Basu: Progress enables developers to be more productive and Telerik UI for .NET MAUI is the first UI component suite generally available with full support. Telerik UI for .NET MAUI offers a wide range of 50+ UI components that are polished, customizable, and highly performance-tuned, this is aimed at developers who want to build app functionality fast and ready to grab well-engineered UI controls out of the box. The Telerik UI for .NET MAUI components are also perfect for the portability of UI code cross-platform rendering works seamlessly on iOS, Android, Windows, and Mac while catering to unique UX on each platform.


ADM: More generally, Microsoft has modified its roadmap around .NET and has announced numerous developments over the past two years. What are the announcements or the key technologies that have had the most impact on your customers? And similarly, how do you integrate/support them with your products?

Basu: .NET has come a long way in the last few years now an open source stack for targeting a wide variety of platforms with solid developer tooling. Blazor and .NET MAUI has been a huge milestone, enabling modern cross-platform client-side development with code sharing. Progress Telerik has always worked closely with Microsoft with zero-day support for the latest application stacks with complex UI out of the box and tooling that is integrated with developer workflows. A lot of Progress customers are looking for migration and modernization with modern .NET and polished UI suites with solid tooling to enable enterprises to move forward. Progress is also a partner in every step of the enterprise app development journey from development, reporting, debugging, and testing.

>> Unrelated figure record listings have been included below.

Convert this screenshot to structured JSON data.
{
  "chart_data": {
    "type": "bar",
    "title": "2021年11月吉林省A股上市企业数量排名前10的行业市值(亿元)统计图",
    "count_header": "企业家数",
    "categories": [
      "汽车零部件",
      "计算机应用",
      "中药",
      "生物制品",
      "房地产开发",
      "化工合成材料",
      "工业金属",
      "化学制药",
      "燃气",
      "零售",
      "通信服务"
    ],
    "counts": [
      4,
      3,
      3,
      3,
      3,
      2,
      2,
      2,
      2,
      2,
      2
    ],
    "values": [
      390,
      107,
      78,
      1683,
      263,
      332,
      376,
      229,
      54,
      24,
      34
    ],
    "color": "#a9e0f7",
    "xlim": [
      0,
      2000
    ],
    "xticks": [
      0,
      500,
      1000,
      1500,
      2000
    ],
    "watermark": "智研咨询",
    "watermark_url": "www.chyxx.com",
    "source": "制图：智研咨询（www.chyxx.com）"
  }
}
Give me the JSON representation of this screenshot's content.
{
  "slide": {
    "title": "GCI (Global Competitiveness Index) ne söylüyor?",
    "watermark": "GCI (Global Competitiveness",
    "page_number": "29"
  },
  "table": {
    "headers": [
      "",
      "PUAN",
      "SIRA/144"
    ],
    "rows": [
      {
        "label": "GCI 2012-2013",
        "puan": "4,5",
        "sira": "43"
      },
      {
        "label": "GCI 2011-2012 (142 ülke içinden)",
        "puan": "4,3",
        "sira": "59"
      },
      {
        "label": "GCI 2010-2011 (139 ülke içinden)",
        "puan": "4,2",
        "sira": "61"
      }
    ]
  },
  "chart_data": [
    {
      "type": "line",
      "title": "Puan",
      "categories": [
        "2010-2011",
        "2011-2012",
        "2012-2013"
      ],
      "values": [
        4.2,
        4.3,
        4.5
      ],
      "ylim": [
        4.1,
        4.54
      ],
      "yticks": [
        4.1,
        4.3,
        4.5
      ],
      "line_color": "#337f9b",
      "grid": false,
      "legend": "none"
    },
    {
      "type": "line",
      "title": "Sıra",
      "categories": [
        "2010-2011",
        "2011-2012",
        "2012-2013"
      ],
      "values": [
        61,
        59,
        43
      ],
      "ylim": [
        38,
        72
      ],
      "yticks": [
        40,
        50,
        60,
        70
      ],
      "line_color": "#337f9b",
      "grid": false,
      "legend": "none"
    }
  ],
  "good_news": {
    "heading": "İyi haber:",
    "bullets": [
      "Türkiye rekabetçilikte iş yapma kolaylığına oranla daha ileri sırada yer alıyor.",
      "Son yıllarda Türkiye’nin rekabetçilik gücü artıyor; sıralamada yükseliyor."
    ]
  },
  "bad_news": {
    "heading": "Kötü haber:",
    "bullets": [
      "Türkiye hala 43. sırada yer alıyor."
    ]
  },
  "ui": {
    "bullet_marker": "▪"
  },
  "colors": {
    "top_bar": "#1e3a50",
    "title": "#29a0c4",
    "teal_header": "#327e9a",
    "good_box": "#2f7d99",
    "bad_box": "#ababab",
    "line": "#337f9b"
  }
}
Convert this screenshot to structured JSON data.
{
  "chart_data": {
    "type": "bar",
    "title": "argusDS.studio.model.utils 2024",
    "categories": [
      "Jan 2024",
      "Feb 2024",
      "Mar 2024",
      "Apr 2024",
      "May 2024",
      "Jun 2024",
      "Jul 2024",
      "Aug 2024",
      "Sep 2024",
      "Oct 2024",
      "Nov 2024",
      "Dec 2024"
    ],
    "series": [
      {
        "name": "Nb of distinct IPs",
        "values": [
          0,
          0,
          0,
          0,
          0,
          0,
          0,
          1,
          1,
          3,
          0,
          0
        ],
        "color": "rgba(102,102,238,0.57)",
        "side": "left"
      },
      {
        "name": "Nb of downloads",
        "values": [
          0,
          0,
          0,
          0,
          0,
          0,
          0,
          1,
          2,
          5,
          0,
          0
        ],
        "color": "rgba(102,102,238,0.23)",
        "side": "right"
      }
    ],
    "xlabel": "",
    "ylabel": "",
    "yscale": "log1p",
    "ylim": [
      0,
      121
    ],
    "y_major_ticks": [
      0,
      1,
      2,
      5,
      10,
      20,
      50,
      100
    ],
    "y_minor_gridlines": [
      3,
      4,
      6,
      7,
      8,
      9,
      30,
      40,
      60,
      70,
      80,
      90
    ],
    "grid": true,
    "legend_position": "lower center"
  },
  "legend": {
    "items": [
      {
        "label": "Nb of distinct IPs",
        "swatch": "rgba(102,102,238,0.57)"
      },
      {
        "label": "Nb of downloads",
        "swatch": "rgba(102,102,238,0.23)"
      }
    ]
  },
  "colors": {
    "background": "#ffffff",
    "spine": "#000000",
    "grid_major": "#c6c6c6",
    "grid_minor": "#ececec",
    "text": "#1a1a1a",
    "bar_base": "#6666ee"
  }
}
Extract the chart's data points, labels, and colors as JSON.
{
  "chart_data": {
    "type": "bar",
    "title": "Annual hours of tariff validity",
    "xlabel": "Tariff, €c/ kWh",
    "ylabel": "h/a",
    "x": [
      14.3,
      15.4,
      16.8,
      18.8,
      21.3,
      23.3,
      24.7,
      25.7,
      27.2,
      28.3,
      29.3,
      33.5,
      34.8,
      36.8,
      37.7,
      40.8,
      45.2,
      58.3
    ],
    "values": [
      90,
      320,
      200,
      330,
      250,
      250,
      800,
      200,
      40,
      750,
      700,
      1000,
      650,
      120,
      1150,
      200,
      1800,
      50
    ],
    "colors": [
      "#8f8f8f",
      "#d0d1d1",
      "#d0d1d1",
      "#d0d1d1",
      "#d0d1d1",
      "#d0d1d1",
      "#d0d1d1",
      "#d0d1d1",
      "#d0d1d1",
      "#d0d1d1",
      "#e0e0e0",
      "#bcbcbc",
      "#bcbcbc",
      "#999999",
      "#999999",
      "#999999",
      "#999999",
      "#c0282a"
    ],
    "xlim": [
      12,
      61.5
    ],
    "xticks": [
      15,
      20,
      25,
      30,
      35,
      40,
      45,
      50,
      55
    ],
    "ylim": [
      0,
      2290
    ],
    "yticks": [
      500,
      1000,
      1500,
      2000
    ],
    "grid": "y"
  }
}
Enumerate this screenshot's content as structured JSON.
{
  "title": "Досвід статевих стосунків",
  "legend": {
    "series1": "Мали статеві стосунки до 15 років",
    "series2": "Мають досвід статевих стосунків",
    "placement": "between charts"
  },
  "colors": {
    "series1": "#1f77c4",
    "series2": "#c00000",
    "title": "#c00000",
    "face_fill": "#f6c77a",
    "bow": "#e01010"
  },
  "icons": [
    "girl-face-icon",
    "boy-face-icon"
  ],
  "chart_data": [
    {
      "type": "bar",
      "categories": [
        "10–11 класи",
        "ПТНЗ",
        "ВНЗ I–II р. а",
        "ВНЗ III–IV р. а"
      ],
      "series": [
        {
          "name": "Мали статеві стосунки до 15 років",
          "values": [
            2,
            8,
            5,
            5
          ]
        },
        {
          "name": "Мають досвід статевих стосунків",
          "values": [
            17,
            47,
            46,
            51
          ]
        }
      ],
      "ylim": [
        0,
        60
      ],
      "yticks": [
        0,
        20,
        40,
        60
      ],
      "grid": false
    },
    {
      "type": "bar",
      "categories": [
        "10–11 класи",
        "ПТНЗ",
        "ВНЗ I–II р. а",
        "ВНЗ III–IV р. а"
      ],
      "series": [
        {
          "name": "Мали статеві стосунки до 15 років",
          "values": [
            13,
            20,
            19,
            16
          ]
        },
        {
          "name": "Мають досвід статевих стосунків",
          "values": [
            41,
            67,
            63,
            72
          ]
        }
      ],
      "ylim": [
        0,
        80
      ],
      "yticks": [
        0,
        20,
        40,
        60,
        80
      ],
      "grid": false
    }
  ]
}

ADM: GA Rollout was a 1.5-year process but what does the .NET MAUI ecosystem need to bring more enterprise investments and application building to the space?

Basu: .NET MAUI is a significant evolution with a lot of engineering investments and dependencies on underlying native platforms. Hitting GA is the beginning of the journey through which developers and enterprises should see the promise of a modern cross-platform .NET strategy. With more VS tooling in the works, migration guides, developer community excitement, and success stories, the .NET MAUI ecosystem is poised to enjoy a steady cadence of new app development and modernization workflows to bring apps forward.

Sam Basu, Microsft MVP and Progress Developer Advocate for Telerik products

Sam Basu is a technologist, author, speaker, Microsoft MVP, gadget-lover, and Progress Developer Advocate for Telerik products. With a lengthy developer background, he now spends much of his time advocating modern web/mobile/cloud development platforms on Microsoft/Telerik technology stacks. His spare times call for travel, fast cars, cricket, and culinary adventures with the family. You can find him on the internet.